As a single mom, I am not looking forward to when my sons eventually move from our Oakland County area home and out on their own. Fortunately, my oldest son decided to commute to college, and he is a big help around the house.
Since my children were little, I always told them they could live at home while going to college if they did not go away, and they could continue to live in their childhood home until they either bought their own home or got married.
On the other hand, my youngest wants to move out as soon as he turns eighteen years old. He is still only sixteen, so we’ll see what he does in two years. He has stated that he would like to go into the service but also wants to be a YouTuber. Of course, as his mother, I am hoping he chooses a less life-threatening profession!
According to The Mayo Clinic, “Empty nest syndrome isn’t a clinical diagnosis. Instead, it’s a phenomenon where parents experience feelings of sadness and loss when the last child leaves home.
It’s common for parents to find letting go to be a painful experience — even though they encourage their children to be independent. Parents might find it difficult to suddenly have no children at home who need their care. They might miss being a part of their children’s daily lives and their constant companionship,”.
Here are some tips that can help in the grieving process of change that comes with being an empty nester:
- Acceptance (doesn’t mean you have to like it; just try not to be delusional about the facts)
- Keep in touch (bribe them with food – they’ll always come home for Mama’s cooking!)
- Seek support (counseling, start meeting friends more often, especially those who are also empty nesters, volunteer with children or babies, take on more projects with work, etc.)
- Lean on loved ones for support (spend more time with elderly family members)
- Stay positive (enjoy the financial freedom that comes with not having to support children!)
*Note: All content within this article is meant for informational purposes only and is in no way a replacement for professional medical or psychological advice or support. Seek immediate and appropriate care from a healthcare professional should you or a trusted loved one deem it necessary.
What is the average age of empty nesters?
Since my ex-husband and I waited quite a while to have our children, I imagine we are probably at the older end of the spectrum. For example, I was thirty-two when my oldest was born; he was thirty-five. I was almost thirty-six when my youngest was born; he was forty. By the time my youngest graduates high school, I will be fifty-four years old!
Psych Central reports the following information regarding empty nesters’ average ages, “Parents and caregivers in the United States are usually between 40 and 60 years old when they begin empty nesting. Life events and stages, such as second marriages, late childbearing, or being grandparent caregivers, can affect when the syndrome starts.
Empty nest syndrome age may also be different in cultures and countries with varying child care arrangements,”.
Yep, that puts me right in the middle of the spectrum. However, my friends who had their children earlier have been empty nesters for years already, and some are even grandparents.

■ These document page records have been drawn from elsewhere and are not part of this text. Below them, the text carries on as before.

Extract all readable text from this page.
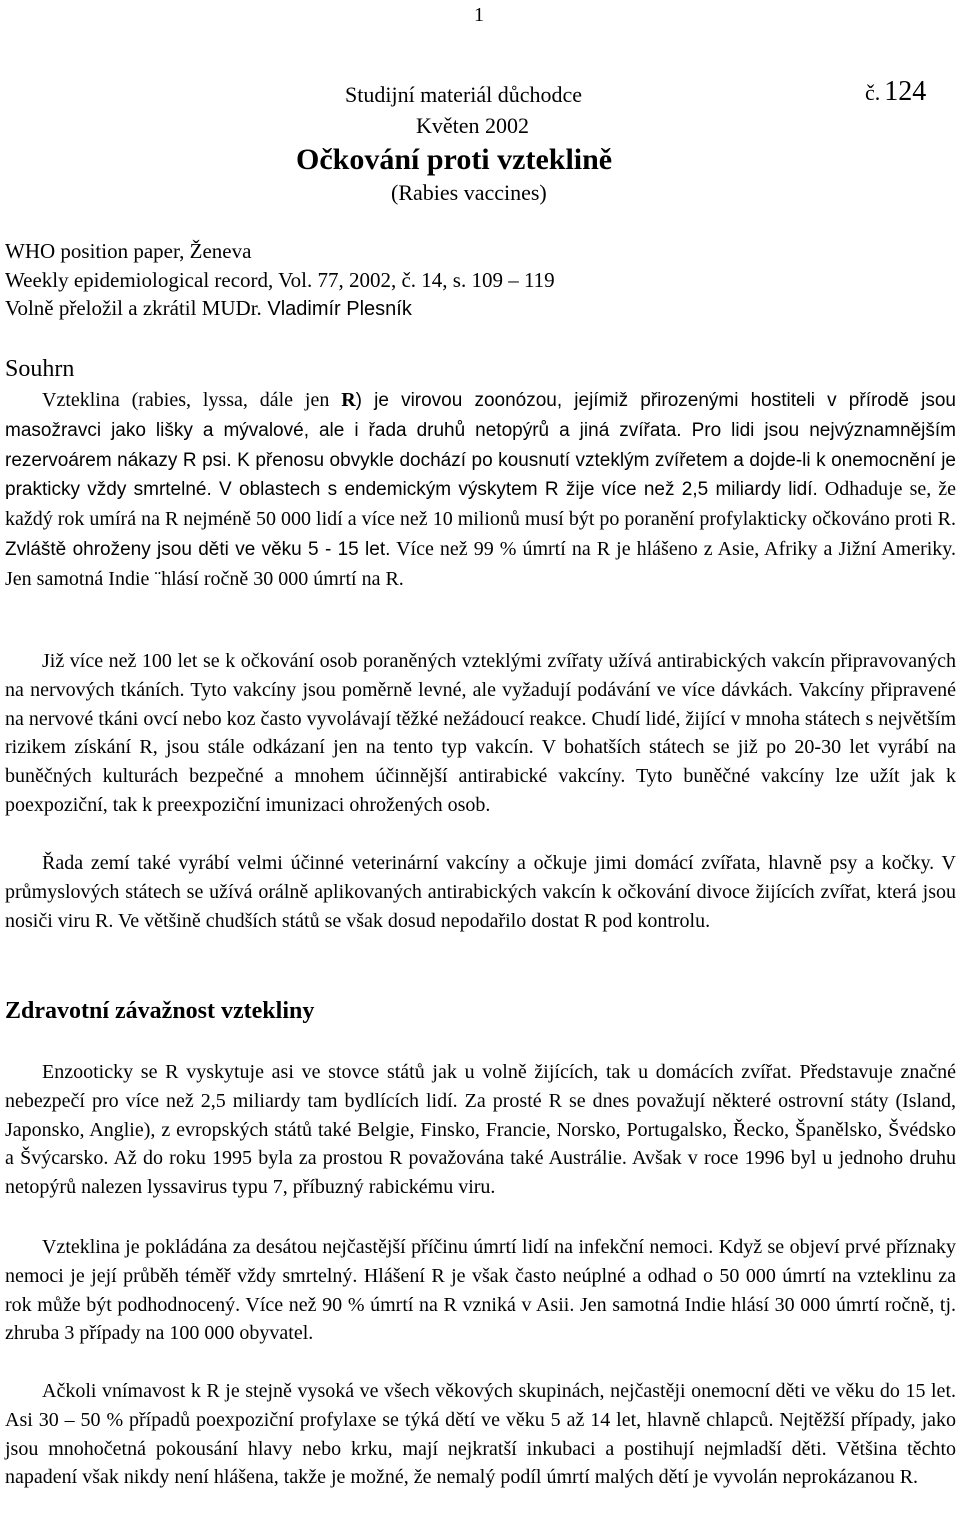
1
Studijní materiál důchodce	č. 124
Květen 2002
Očkování proti vzteklině
(Rabies vaccines)
WHO position paper, Ženeva
Weekly epidemiological record, Vol. 77, 2002, č. 14, s. 109 – 119
Volně přeložil a zkrátil MUDr. Vladimír Plesník
Souhrn

Vzteklina (rabies, lyssa, dále jen R) je virovou zoonózou, jejímiž přirozenými hostiteli v přírodě jsou masožravci jako lišky a mývalové, ale i řada druhů netopýrů a jiná zvířata. Pro lidi jsou nejvýznamnějším rezervoárem nákazy R psi. K přenosu obvykle dochází po kousnutí vzteklým zvířetem a dojde-li k onemocnění je prakticky vždy smrtelné. V oblastech s endemickým výskytem R žije více než 2,5 miliardy lidí. Odhaduje se, že každý rok umírá na R nejméně 50 000 lidí a více než 10 milionů musí být po poranění profylakticky očkováno proti R. Zvláště ohroženy jsou děti ve věku 5 - 15 let. Více než 99 % úmrtí na R je hlášeno z Asie, Afriky a Jižní Ameriky. Jen samotná Indie ¨hlásí ročně 30 000 úmrtí na R.

Již více než 100 let se k očkování osob poraněných vzteklými zvířaty užívá antirabických vakcín připravovaných na nervových tkáních. Tyto vakcíny jsou poměrně levné, ale vyžadují podávání ve více dávkách. Vakcíny připravené na nervové tkáni ovcí nebo koz často vyvolávají těžké nežádoucí reakce. Chudí lidé, žijící v mnoha státech s největším rizikem získání R, jsou stále odkázaní jen na tento typ vakcín. V bohatších státech se již po 20-30 let vyrábí na buněčných kulturách bezpečné a mnohem účinnější antirabické vakcíny. Tyto buněčné vakcíny lze užít jak k poexpoziční, tak k preexpoziční imunizaci ohrožených osob.

Řada zemí také vyrábí velmi účinné veterinární vakcíny a očkuje jimi domácí zvířata, hlavně psy a kočky. V průmyslových státech se užívá orálně aplikovaných antirabických vakcín k očkování divoce žijících zvířat, která jsou nosiči viru R. Ve většině chudších států se však dosud nepodařilo dostat R pod kontrolu.

Zdravotní závažnost vztekliny

Enzooticky se R vyskytuje asi ve stovce států jak u volně žijících, tak u domácích zvířat. Představuje značné nebezpečí pro více než 2,5 miliardy tam bydlících lidí. Za prosté R se dnes považují některé ostrovní státy (Island, Japonsko, Anglie), z evropských států také Belgie, Finsko, Francie, Norsko, Portugalsko, Řecko, Španělsko, Švédsko a Švýcarsko. Až do roku 1995 byla za prostou R považována také Austrálie. Avšak v roce 1996 byl u jednoho druhu netopýrů nalezen lyssavirus typu 7, příbuzný rabickému viru.

Vzteklina je pokládána za desátou nejčastější příčinu úmrtí lidí na infekční nemoci. Když se objeví prvé příznaky nemoci je její průběh téměř vždy smrtelný. Hlášení R je však často neúplné a odhad o 50 000 úmrtí na vzteklinu za rok může být podhodnocený. Více než 90 % úmrtí na R vzniká v Asii. Jen samotná Indie hlásí 30 000 úmrtí ročně, tj. zhruba 3 případy na 100 000 obyvatel.

Ačkoli vnímavost k R je stejně vysoká ve všech věkových skupinách, nejčastěji onemocní děti ve věku do 15 let. Asi 30 – 50 % případů poexpoziční profylaxe se týká dětí ve věku 5 až 14 let, hlavně chlapců. Nejtěžší případy, jako jsou mnohočetná pokousání hlavy nebo krku, mají nejkratší inkubaci a postihují nejmladší děti. Většina těchto napadení však nikdy není hlášena, takže je možné, že nemalý podíl úmrtí malých dětí je vyvolán neprokázanou R.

Navigating life as an empty nester isn’t just about coping with the emotional changes but also discovering new avenues of personal growth and fulfillment. I am going to try to look at it as an opportunity to rekindle my passions, pursue new hobbies, or even revitalize my career. Engaging in activities that were put on hold during intense parenting years can foster a sense of renewal.
Exploring travel opportunities is another exciting prospect for empty nesters. With fewer responsibilities tethering you at home, why not visit places you’ve always dreamed of, be it locally or internationally? Aside from leisure, many empty nesters take this time to involve themselves in community services or mentoring programs, offering the wisdom gained from years of experience.
Financial planners often recommend reassessing your financial goals; with reduced household expenses, you could focus more on retirement savings, travel funds, or investing in a new business venture. Connection with other empty nesters through social groups or online forums can also provide emotional support and share stories, making the transition less daunting and more enriching.
Empty nester symptoms
Obviously, for me, I will feel a deep sense of grief as I have, in a healthy way, made my job as a mom a top priority. I have found balance over the years with work, being a mom, being a wife (now ex-wife), and being a friend as well as a family member. Let’s hear what the experts have to say.
Parents Magazine suggests that empty nesters may experience some of the symptoms below to include but are not limited to:
- Depression
- Loneliness
- Anxiety
- Sleep disturbances
- Loss of purpose
- Restlessness
- Changes in appetite
- Trouble concentrating
- Guilt or sadness
- Fear of being forgotten
- Questions about preparation and readiness for this new phase of life
Recognizing these feelings is the first step in navigating them successfully. It’s important to remember that this transition is a natural part of life and can lead to new opportunities for personal growth.
Building a support system is crucial; lean on friends and family, who can provide comfort and shared experiences. Lastly, maintaining open communication with your children can ease the fear of being forgotten, reinforcing the loving bonds developed over the years.
What are empty nesters?
In conclusion, ultimately, this phase can be what you want it to be. Hopefully, it will be a vibrant chapter of rediscovery, filled with possibilities that redefine my sense of purpose beyond being their mom. If I can embrace the changes and opportunities that come with this new stage of life, I will be more likely to move through the stages of grief from depression and denial to acceptance and rejuvenation more quickly.